Par la suite nos musiciennes « comprennent que leur mission sera beaucoup plus complexe et riche d’innombrables surprises que tout ce qu’elles avaient pu imaginer jusque-là ». En effet, la descente des deathmetalleuses dans cet enfer les conduits à affronter d’étranges adversaires au cours d’une « titanomachie » sonore. Les premiers monstres sortent de toiles d’araignées gigantesques : il faudra « une confrontation phonique face à des créatures lucifériennes » pour résoudre cet affrontement. Mais comment les musiciennes peuvent-elles combattre sans leur instrument ? Ils surgiront du néant car « le vide quantique est la matrice de tout ». Dès lors, il leur faut se battre sans pouvoir obtenir de réponses à leurs questions. Pourquoi ces batailles ? Une réponse sera, peut-être, livrée « lorsque vous aurez livré votre troisième bataille », précise leur guide.
Comme Bill and Ted dans le troisième volet de leurs aventures cinématographiques, nos deathmetalleuses ont pour mission de « jouer pleinement leur musique au profit de la plus noble des causes : sauver notre planète et tous ses habitants ». Mais, petit à petit elles se prennent au jeu : « la victoire est une nécessité bien sûr mais le plaisir venait en plus ». Les épreuves se succèdent donc avec traversée de lac de feu et projection de lave, sans oublier une poignée de créatures aux noms improbables et imprononçables (Stychöodacth, Hiryaxis, etc.). Elles doivent gagner pour assurer la survie d’une espèce humaine égoïste et malmenée par les crises récentes, pandémie comprise.
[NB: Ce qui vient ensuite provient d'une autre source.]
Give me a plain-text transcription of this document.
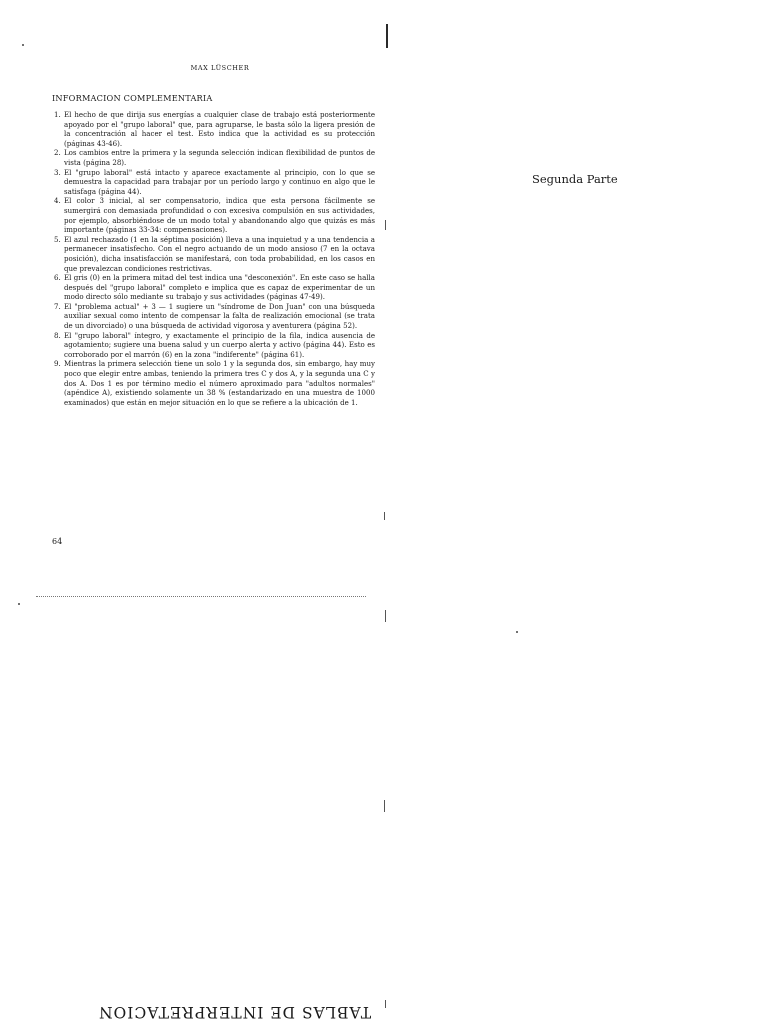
MAX LÜSCHER
INFORMACION COMPLEMENTARIA
1. El hecho de que dirija sus energías a cualquier clase de trabajo está posteriormente apoyado por el "grupo laboral" que, para agruparse, le basta sólo la ligera presión de la concentración al hacer el test. Esto indica que la actividad es su protección (páginas 43-46).
2. Los cambios entre la primera y la segunda selección indican flexibilidad de puntos de vista (página 28).
3. El "grupo laboral" está intacto y aparece exactamente al principio, con lo que se demuestra la capacidad para trabajar por un período largo y continuo en algo que le satisfaga (página 44).
4. El color 3 inicial, al ser compensatorio, indica que esta persona fácilmente se sumergirá con demasiada profundidad o con excesiva compulsión en sus actividades, por ejemplo, absorbiéndose de un modo total y abandonando algo que quizás es más importante (páginas 33-34: compensaciones).
5. El azul rechazado (1 en la séptima posición) lleva a una inquietud y a una tendencia a permanecer insatisfecho. Con el negro actuando de un modo ansioso (7 en la octava posición), dicha insatisfacción se manifestará, con toda probabilidad, en los casos en que prevalezcan condiciones restrictivas.
6. El gris (0) en la primera mitad del test indica una "desconexión". En este caso se halla después del "grupo laboral" completo e implica que es capaz de experimentar de un modo directo sólo mediante su trabajo y sus actividades (páginas 47-49).
7. El "problema actual" + 3 — 1 sugiere un "síndrome de Don Juan" con una búsqueda auxiliar sexual como intento de compensar la falta de realización emocional (se trata de un divorciado) o una búsqueda de actividad vigorosa y aventurera (página 52).
8. El "grupo laboral" íntegro, y exactamente el principio de la fila, indica ausencia de agotamiento; sugiere una buena salud y un cuerpo alerta y activo (página 44). Esto es corroborado por el marrón (6) en la zona "indiferente" (página 61).
9. Mientras la primera selección tiene un solo 1 y la segunda dos, sin embargo, hay muy poco que elegir entre ambas, teniendo la primera tres C y dos A, y la segunda una C y dos A. Dos 1 es por término medio el número aproximado para "adultos normales" (apéndice A), existiendo solamente un 38 % (estandarizado en una muestra de 1000 examinados) que están en mejor situación en lo que se refiere a la ubicación de 1.
64
Segunda Parte
TABLAS DE INTERPRETACION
UN CRI DANS L’ABIME s’avère déstabilisant et surprenant. On ne peut lui contester son originalité étonnante. On plonge ainsi dans un univers très bizarre dans lequel le lecteur peut se perdre. Le dynamique duo Oksana / Gil convoque death metal, Hugo, intrication quantique, Goethe, etc. Mieux vaut ne pas se poser trop de question et se laisser porter par l’étrangeté du récit en regrettant un côté parfois répétitif des motifs.
Heureusement, aux côtés des notions parfois obscures et cryptiques développées (« boucle alpha », « incubateur de plantète », etc.), l’humour est bien présent dans les relations entre les quatre héroïnes. Pourquoi les avoir choisies pour ce récit ? Par amitié sans doute. Bon, un groupe entièrement féminin qui joue du death / doom n’est pas si courant, on jettera donc une oreille au premier méfait des demoiselles, sorti chez Nuclear Blast en 2020.
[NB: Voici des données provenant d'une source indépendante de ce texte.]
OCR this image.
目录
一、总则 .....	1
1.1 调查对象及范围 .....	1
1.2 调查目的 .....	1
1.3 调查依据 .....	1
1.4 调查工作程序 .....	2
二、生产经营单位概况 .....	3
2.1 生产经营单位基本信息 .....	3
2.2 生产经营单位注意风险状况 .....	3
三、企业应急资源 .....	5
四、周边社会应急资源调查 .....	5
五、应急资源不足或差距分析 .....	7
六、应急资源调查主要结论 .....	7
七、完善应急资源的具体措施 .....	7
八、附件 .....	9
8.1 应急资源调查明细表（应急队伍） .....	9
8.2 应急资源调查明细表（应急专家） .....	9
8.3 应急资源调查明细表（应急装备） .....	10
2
Avec une écriture riche, aux termes parfois précieux ou rares, le roman s’apprécie également (surtout ?) comme un bel hommage au heavy-métal et à sa communauté. « Brothers of true metal, proud dans standing tall » chantaient Manowar, aujourd’hui on pourrait ajouter « and sisters of death metal will save the world».
Honnêtement, on ressort de cette lecture quelque peu tourneboulé, sans savoir vraiment où le roman voulait nous conduire mais en se disant que, en ces temps de bouquins formatés, cette plongée dans l’abime s’avère rafraichissante.